The motion of this system can be described by the two coordinates x and θ, so a good choice of generalized coordinates is q_1(t) = x(t)\text{ and }q_2(t) = θ(t). The kinetic energy becomes
T=\frac{1}{2} m \dot{q}_1^2+\frac{1}{2} J \dot{q}_2^2
The potential energy becomes
U=\frac{1}{2} k_1 q_1^2+\frac{1}{2} k_2\left(r q_2-q_1\right)^2
Here Q_1=0 and Q_2=M(t). Using equation (4.145) yields, for i=1,
\frac{d}{d t}\left(\frac{\partial T}{\partial \dot{q}_i}\right)-\frac{\partial T}{\partial q_i}+\frac{\partial U}{\partial q_i}=0 \quad i=1,2, \ldots, n (4.145)
\frac{d}{d t}\left(m \dot{q}_1+0\right)-0+k_1 q_1+k_2\left(r q_2-q_1\right)(-1)=0
or
m \ddot{q}_1+\left(k_1+k_2\right) q_1-k_2 r q_2=0 (4.147)
Similarly, for i=2, equation (4.144) yields
\frac{d}{d t}\left(\frac{\partial T}{\partial \dot{q}_i}\right)-\frac{\partial T}{\partial q_i}+\frac{\partial U}{\partial q_i}=Q_i \quad i=1,2, \ldots, n (4.144)
J \ddot{q}_2+k_2 r^2 q_2-k_2 r q_1=M(t) (4.148)

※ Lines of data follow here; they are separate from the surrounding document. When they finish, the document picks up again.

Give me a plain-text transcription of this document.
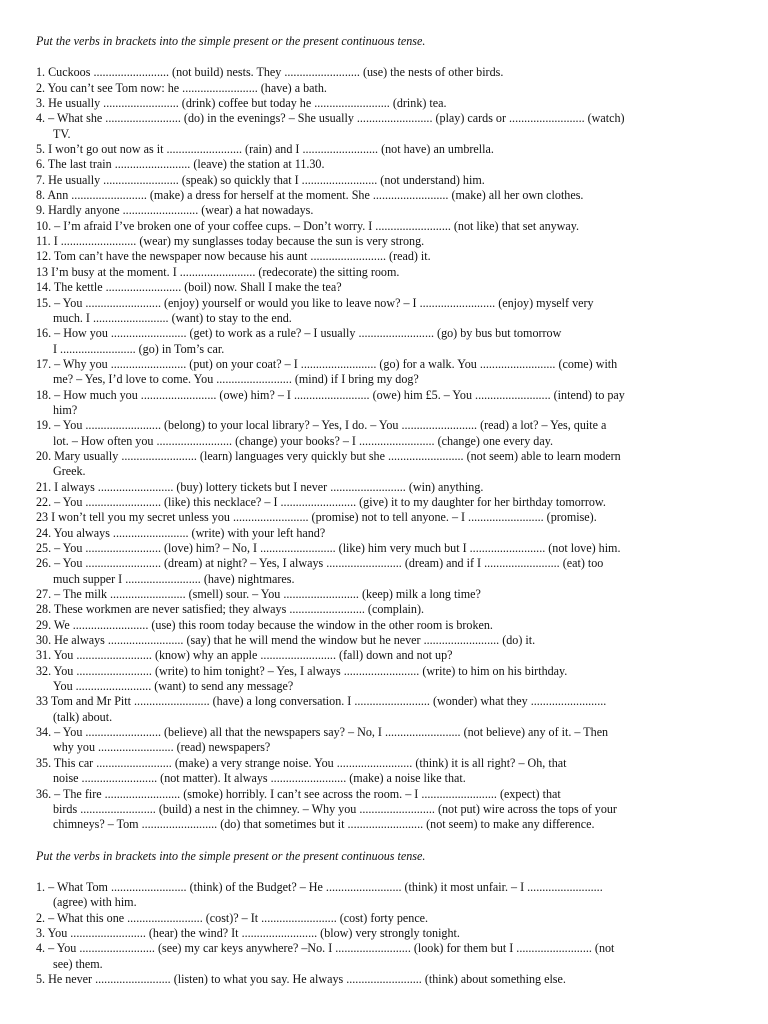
Put the verbs in brackets into the simple present or the present continuous tense.
1. Cuckoos ......................... (not build) nests. They ......................... (use) the nests of other birds.
2. You can’t see Tom now: he ......................... (have) a bath.
3. He usually ......................... (drink) coffee but today he ......................... (drink) tea.
4. – What she ......................... (do) in the evenings? – She usually ......................... (play) cards or ......................... (watch)
TV.
5. I won’t go out now as it ......................... (rain) and I ......................... (not have) an umbrella.
6. The last train ......................... (leave) the station at 11.30.
7. He usually ......................... (speak) so quickly that I ......................... (not understand) him.
8. Ann ......................... (make) a dress for herself at the moment. She ......................... (make) all her own clothes.
9. Hardly anyone ......................... (wear) a hat nowadays.
10. – I’m afraid I’ve broken one of your coffee cups. – Don’t worry. I ......................... (not like) that set anyway.
11. I ......................... (wear) my sunglasses today because the sun is very strong.
12. Tom can’t have the newspaper now because his aunt ......................... (read) it.
13 I’m busy at the moment. I ......................... (redecorate) the sitting room.
14. The kettle ......................... (boil) now. Shall I make the tea?
15. – You ......................... (enjoy) yourself or would you like to leave now? – I ......................... (enjoy) myself very
much. I ......................... (want) to stay to the end.
16. – How you ......................... (get) to work as a rule? – I usually ......................... (go) by bus but tomorrow
I ......................... (go) in Tom’s car.
17. – Why you ......................... (put) on your coat? – I ......................... (go) for a walk. You ......................... (come) with
me? – Yes, I’d love to come. You ......................... (mind) if I bring my dog?
18. – How much you ......................... (owe) him? – I ......................... (owe) him £5. – You ......................... (intend) to pay
him?
19. – You ......................... (belong) to your local library? – Yes, I do. – You ......................... (read) a lot? – Yes, quite a
lot. – How often you ......................... (change) your books? – I ......................... (change) one every day.
20. Mary usually ......................... (learn) languages very quickly but she ......................... (not seem) able to learn modern
Greek.
21. I always ......................... (buy) lottery tickets but I never ......................... (win) anything.
22. – You ......................... (like) this necklace? – I ......................... (give) it to my daughter for her birthday tomorrow.
23 I won’t tell you my secret unless you ......................... (promise) not to tell anyone. – I ......................... (promise).
24. You always ......................... (write) with your left hand?
25. – You ......................... (love) him? – No, I ......................... (like) him very much but I ......................... (not love) him.
26. – You ......................... (dream) at night? – Yes, I always ......................... (dream) and if I ......................... (eat) too
much supper I ......................... (have) nightmares.
27. – The milk ......................... (smell) sour. – You ......................... (keep) milk a long time?
28. These workmen are never satisfied; they always ......................... (complain).
29. We ......................... (use) this room today because the window in the other room is broken.
30. He always ......................... (say) that he will mend the window but he never ......................... (do) it.
31. You ......................... (know) why an apple ......................... (fall) down and not up?
32. You ......................... (write) to him tonight? – Yes, I always ......................... (write) to him on his birthday.
You ......................... (want) to send any message?
33 Tom and Mr Pitt ......................... (have) a long conversation. I ......................... (wonder) what they .........................
(talk) about.
34. – You ......................... (believe) all that the newspapers say? – No, I ......................... (not believe) any of it. – Then
why you ......................... (read) newspapers?
35. This car ......................... (make) a very strange noise. You ......................... (think) it is all right? – Oh, that
noise ......................... (not matter). It always ......................... (make) a noise like that.
36. – The fire ......................... (smoke) horribly. I can’t see across the room. – I ......................... (expect) that
birds ......................... (build) a nest in the chimney. – Why you ......................... (not put) wire across the tops of your
chimneys? – Tom ......................... (do) that sometimes but it ......................... (not seem) to make any difference.
Put the verbs in brackets into the simple present or the present continuous tense.
1. – What Tom ......................... (think) of the Budget? – He ......................... (think) it most unfair. – I .........................
(agree) with him.
2. – What this one ......................... (cost)? – It ......................... (cost) forty pence.
3. You ......................... (hear) the wind? It ......................... (blow) very strongly tonight.
4. – You ......................... (see) my car keys anywhere? –No. I ......................... (look) for them but I ......................... (not
see) them.
5. He never ......................... (listen) to what you say. He always ......................... (think) about something else.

Combining equations (4.147) and (4.148) into matrix form yields
\left[\begin{array}{cc} m & 0 \\ 0 & J \end{array}\right] \ddot{ \mathrm{x} }(t)+\left[\begin{array}{cc} k_1+k_2 & -r k_2 \\ -r k_2 & r^2 k_2 \end{array}\right] \mathrm{x} (t)=\left[\begin{array}{c} 0 \\ M(t) \end{array}\right] (4.149)
Here the vector x(t) is
\mathrm{x} (t)=\left[\begin{array}{l} q_1(t) \\ q_2(t) \end{array}\right]=\left[\begin{array}{c} x(t) \\ \theta(t) \end{array}\right]